I love this circuit, it is the second one I ever built on a breadboard to try out, holds a special place in my heart. It sounds really good and is a nice boost, I like to use it to goose the front end of an amp and use my volume control to change my gain level.

I socketed transistors and auditioned a bunch before settling on this low gain (50) transistor labeled 106nu70.

m-Kresol

I always was impressed by your hand-painted pedals. The process pics really show what's going into this. Love it.

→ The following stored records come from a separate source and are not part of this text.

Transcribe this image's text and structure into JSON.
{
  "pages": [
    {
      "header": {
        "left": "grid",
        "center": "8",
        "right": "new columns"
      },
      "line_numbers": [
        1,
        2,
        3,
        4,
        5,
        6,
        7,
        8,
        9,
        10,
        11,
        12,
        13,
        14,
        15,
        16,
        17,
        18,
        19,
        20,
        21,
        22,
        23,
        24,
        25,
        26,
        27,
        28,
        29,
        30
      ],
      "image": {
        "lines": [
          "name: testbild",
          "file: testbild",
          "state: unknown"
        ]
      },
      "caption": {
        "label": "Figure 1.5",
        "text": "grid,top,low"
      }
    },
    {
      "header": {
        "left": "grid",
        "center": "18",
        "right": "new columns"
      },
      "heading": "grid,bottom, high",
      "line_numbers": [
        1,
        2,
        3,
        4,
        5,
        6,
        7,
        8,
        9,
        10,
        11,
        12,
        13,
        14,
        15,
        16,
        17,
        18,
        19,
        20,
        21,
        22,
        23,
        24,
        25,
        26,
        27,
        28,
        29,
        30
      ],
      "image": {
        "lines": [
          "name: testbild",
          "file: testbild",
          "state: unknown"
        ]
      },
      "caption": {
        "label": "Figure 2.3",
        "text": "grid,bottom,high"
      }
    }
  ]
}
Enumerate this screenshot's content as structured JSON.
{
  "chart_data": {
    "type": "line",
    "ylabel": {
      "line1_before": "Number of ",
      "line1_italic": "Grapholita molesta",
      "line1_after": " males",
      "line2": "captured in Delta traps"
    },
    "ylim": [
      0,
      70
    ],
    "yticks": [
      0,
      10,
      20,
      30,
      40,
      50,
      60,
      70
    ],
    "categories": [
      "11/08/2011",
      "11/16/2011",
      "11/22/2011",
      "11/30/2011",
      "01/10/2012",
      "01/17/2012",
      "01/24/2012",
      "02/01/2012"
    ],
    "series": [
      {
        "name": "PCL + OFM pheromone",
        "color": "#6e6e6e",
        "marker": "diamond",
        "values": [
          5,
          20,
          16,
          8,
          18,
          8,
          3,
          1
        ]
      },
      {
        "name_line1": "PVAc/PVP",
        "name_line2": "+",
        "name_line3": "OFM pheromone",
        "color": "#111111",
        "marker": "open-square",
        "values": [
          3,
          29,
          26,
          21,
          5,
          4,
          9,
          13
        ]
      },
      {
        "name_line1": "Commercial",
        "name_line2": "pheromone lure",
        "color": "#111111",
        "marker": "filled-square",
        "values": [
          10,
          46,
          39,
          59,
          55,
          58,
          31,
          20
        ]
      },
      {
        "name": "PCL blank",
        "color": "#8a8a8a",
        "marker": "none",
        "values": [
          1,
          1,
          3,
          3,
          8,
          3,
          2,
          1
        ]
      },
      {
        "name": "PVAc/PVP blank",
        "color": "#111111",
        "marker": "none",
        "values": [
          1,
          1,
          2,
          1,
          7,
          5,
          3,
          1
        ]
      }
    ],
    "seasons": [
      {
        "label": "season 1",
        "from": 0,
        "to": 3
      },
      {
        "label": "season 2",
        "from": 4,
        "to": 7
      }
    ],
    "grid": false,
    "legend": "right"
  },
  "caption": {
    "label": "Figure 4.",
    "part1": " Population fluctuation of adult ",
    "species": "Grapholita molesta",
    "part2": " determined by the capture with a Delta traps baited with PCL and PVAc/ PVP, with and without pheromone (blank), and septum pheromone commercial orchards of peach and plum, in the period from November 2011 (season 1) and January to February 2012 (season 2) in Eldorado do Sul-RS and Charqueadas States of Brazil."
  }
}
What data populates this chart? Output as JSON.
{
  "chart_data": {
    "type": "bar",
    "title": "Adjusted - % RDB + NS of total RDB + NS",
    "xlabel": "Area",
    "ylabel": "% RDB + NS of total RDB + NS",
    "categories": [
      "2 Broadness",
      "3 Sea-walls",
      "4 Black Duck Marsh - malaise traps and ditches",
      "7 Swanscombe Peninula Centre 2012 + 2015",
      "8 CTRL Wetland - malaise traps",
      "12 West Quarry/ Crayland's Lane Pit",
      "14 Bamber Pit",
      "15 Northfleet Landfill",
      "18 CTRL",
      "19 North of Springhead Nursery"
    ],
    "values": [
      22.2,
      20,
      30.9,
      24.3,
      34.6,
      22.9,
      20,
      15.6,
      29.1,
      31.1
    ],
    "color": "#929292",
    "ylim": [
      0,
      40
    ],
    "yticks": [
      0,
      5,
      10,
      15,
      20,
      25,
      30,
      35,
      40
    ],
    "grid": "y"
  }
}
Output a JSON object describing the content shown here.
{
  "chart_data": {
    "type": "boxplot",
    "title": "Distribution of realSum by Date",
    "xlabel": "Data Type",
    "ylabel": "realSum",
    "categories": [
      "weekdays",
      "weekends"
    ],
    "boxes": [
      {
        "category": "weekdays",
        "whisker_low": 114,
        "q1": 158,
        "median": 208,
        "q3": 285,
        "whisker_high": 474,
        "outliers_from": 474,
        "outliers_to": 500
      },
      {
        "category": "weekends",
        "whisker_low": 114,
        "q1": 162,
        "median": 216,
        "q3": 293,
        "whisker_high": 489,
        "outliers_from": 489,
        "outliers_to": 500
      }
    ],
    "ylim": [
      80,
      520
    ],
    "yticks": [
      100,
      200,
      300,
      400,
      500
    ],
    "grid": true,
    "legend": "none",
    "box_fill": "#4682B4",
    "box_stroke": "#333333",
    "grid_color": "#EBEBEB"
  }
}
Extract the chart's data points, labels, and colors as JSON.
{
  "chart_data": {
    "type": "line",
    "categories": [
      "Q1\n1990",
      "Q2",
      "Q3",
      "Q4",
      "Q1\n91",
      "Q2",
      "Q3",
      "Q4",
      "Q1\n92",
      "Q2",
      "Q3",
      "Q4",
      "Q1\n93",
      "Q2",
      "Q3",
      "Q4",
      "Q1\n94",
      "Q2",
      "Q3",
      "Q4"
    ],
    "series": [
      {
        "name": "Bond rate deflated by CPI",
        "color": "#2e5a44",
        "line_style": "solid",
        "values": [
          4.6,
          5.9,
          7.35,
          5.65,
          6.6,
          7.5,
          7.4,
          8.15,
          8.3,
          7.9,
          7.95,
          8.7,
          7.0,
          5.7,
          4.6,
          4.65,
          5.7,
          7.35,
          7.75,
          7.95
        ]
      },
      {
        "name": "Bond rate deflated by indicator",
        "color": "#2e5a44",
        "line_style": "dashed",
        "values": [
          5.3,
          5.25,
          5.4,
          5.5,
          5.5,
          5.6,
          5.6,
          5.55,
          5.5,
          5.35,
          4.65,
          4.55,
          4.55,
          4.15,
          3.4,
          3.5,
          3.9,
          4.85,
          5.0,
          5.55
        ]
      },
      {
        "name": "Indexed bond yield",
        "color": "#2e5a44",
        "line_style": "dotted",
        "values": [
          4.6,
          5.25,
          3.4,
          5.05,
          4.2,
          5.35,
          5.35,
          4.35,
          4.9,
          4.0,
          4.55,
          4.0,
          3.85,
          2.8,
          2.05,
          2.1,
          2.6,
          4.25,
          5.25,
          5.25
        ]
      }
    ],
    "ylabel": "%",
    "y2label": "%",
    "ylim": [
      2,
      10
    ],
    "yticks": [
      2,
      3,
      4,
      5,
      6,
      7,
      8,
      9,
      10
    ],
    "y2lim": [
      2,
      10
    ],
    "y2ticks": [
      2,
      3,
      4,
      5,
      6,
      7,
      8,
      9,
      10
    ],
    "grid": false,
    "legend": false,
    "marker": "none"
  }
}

do you draw free hand, as in from your imagination or do you search for some pictures to work off?
I build pedals to hide my lousy playing.

My projects are labeled Quantum Effects. My shared OSH park projects: https://oshpark.com/profiles/m-Kresol
My build docs and tutorials

jjjimi84

Quote from: m-Kresol on May 25, 2020, 12:04:48 PM
I always was impressed by your hand-painted pedals. The process pics really show what's going into this. Love it.

do you draw free hand, as in from your imagination or do you search for some pictures to work off?

Thank you very much, as for painting I do both. A lot of times I will stare at a pedal and think of something I want on there and search images on google and do a composite of a bunch of stuff and sketch something out. First one comes to mind is the madbean slow loris, I wanted an institutionalized rat and started searching and sketching ideas while setting at my desk.

Other times it comes to seeing silly little things on cereal boxes and what not and doing takes on them. I also have been reading comics my whole life and will snap pictures of cool images and use them for shadowing or shading effects and to get the form of something.

It has become a very long trial and error and a number of not so great pedalsthat might get repainted. As for the chicken head I found that image somewhere and had it saved in the folder, once the pedal was built I used that image as a basis for this.

Hexjibber

Awesome man, thanks for sharing your process! I've been thinking about trying my hand at some painting but really have no idea how to go about it so really interesting to see! Looks like you need a steady hand and a good eye, nice work!